La mayor parte de su homilía no tiene desperdicio. Vale la pena que la bajen de internet y la lean muchas veces. Yo voy a compartir algunos pasajes que me conmovieron, en los que se puede hacer una lectura muy profunda si se sabe escuchar:

• Dios no quiere una casa construida por el hombre, sino la fidelidad a su palabra, a su designio; y es Dios mismo quien construye la casa, pero de piedras vivas marcadas por su Espíritu.

• La vocación de custodiar no sólo nos atañe a nosotros, los cristianos, sino que tiene una dimensión que antecede y que es simplemente humana, corresponde a todos.
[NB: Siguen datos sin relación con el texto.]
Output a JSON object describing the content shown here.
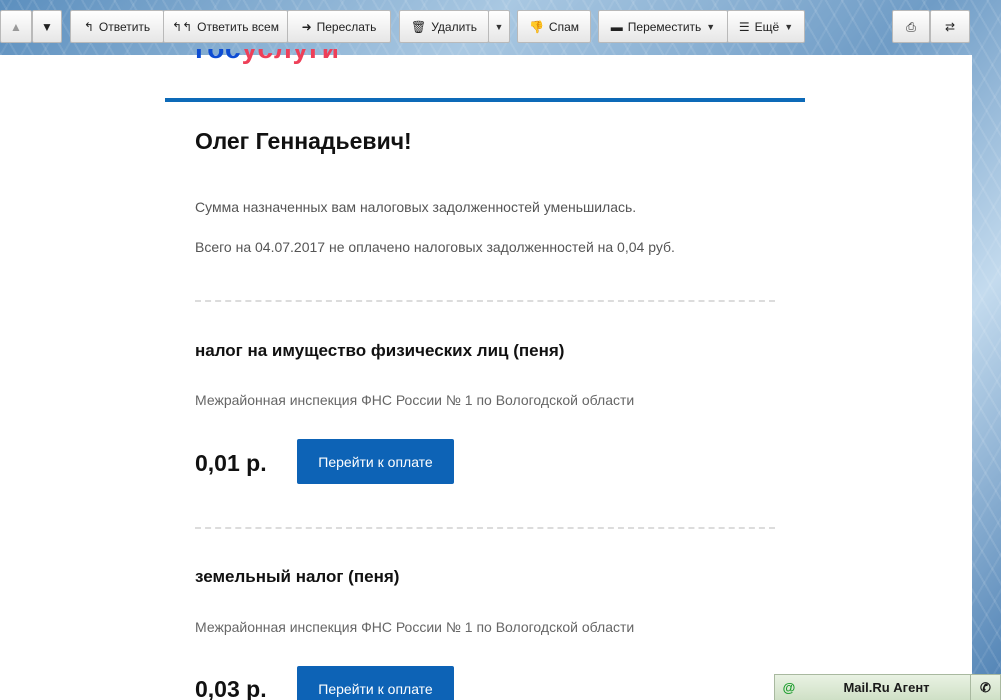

Es custodiar toda la creación, la belleza de la creación, como se nos dice en el libro del Génesis y como nos muestra san Francisco de Asís: es tener respeto por todas las criaturas de Dios y por el entorno en el que vivimos.
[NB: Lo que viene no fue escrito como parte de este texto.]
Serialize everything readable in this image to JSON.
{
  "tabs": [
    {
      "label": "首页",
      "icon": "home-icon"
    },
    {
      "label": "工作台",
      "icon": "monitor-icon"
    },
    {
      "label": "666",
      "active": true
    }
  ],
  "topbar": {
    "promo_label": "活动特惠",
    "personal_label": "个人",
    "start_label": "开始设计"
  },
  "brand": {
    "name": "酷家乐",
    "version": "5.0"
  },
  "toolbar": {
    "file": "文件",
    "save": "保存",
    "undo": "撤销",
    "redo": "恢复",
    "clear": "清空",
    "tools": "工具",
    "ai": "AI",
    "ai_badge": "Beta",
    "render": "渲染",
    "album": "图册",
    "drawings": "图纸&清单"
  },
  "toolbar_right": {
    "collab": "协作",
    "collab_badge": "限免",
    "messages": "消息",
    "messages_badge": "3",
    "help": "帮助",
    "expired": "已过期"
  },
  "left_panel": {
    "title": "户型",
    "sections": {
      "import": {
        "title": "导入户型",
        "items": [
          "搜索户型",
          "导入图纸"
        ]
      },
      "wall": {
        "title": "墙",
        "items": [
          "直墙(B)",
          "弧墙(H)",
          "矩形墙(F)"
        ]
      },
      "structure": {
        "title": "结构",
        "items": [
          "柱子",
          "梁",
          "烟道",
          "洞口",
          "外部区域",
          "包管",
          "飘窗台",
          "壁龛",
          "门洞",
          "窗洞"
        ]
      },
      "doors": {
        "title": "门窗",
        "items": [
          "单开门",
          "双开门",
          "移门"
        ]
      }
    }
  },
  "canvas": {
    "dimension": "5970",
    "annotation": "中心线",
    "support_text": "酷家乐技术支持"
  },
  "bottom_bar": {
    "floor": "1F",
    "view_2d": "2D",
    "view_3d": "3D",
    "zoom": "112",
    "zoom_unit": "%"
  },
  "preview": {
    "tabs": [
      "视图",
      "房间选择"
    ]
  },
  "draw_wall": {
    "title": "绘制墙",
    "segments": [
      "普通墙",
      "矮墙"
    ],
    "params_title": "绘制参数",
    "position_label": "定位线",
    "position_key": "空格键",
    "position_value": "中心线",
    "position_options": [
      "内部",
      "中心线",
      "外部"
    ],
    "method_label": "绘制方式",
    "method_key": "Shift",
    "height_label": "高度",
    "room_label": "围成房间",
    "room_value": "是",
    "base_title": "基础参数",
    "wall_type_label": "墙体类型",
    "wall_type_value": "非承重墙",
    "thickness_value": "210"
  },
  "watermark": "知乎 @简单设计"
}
• Es custodiar a la gente, el preocuparse por todos, por cada uno, con amor, especialmente por los niños, los ancianos, quienes son más frágiles y que a menudo se quedan en la periferia de nuestro corazón.
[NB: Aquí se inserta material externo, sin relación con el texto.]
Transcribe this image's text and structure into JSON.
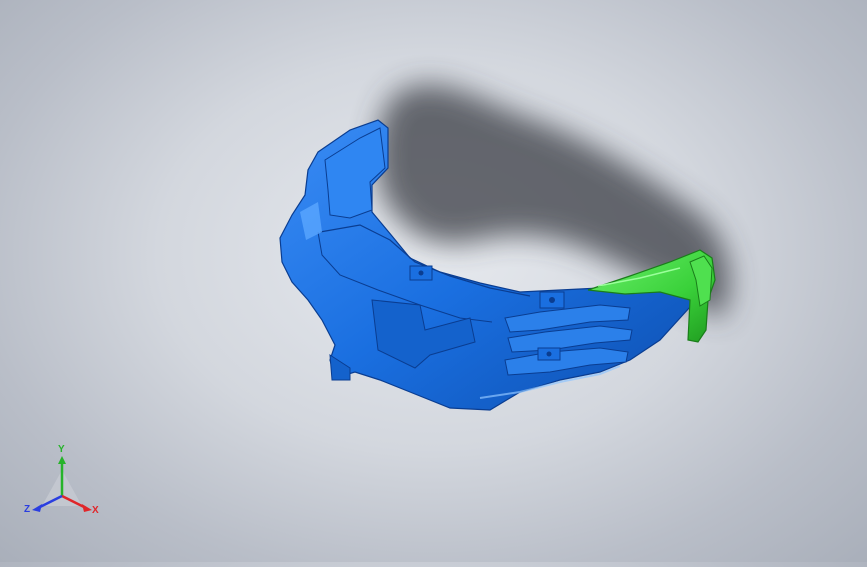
{
  "triad": {
    "x_label": "X",
    "y_label": "Y",
    "z_label": "Z",
    "x_color": "#e0262a",
    "y_color": "#26b32a",
    "z_color": "#2a3ee0"
  },
  "model": {
    "body_color": "#1a6fe0",
    "body_shade": "#0f4fb8",
    "body_light": "#3d95ff",
    "part_color": "#3ad13a",
    "part_shade": "#239a23",
    "shadow_color": "#3a3d45"
  }
}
• Es preocuparse uno del otro en la familia: los cónyuges se guardan recíprocamente y luego, como padres, cuidan de los hijos, y con el tiempo, también los hijos se convertirán en cuidadores de sus padres.

• Es vivir con sinceridad las amistades, que son un recíproco protegerse en la confianza, en el respeto y en el bien. En el fondo, todo está confiado a la custodia del hombre, y es una responsabilidad que nos afecta a todos. Sed custodios de los dones de Dios.

• Quisiera pedir, por favor, a todos los que ocupan puestos de responsabilidad en el ámbito económico, político o social, a todos los hombres y mujeres de buena voluntad: seamos “custodios” de la creación, del designio de Dios inscrito en la naturaleza, guardianes del otro, del medio ambiente; no dejemos que los signos de destrucción y de muerte acompañen el camino de este mundo nuestro.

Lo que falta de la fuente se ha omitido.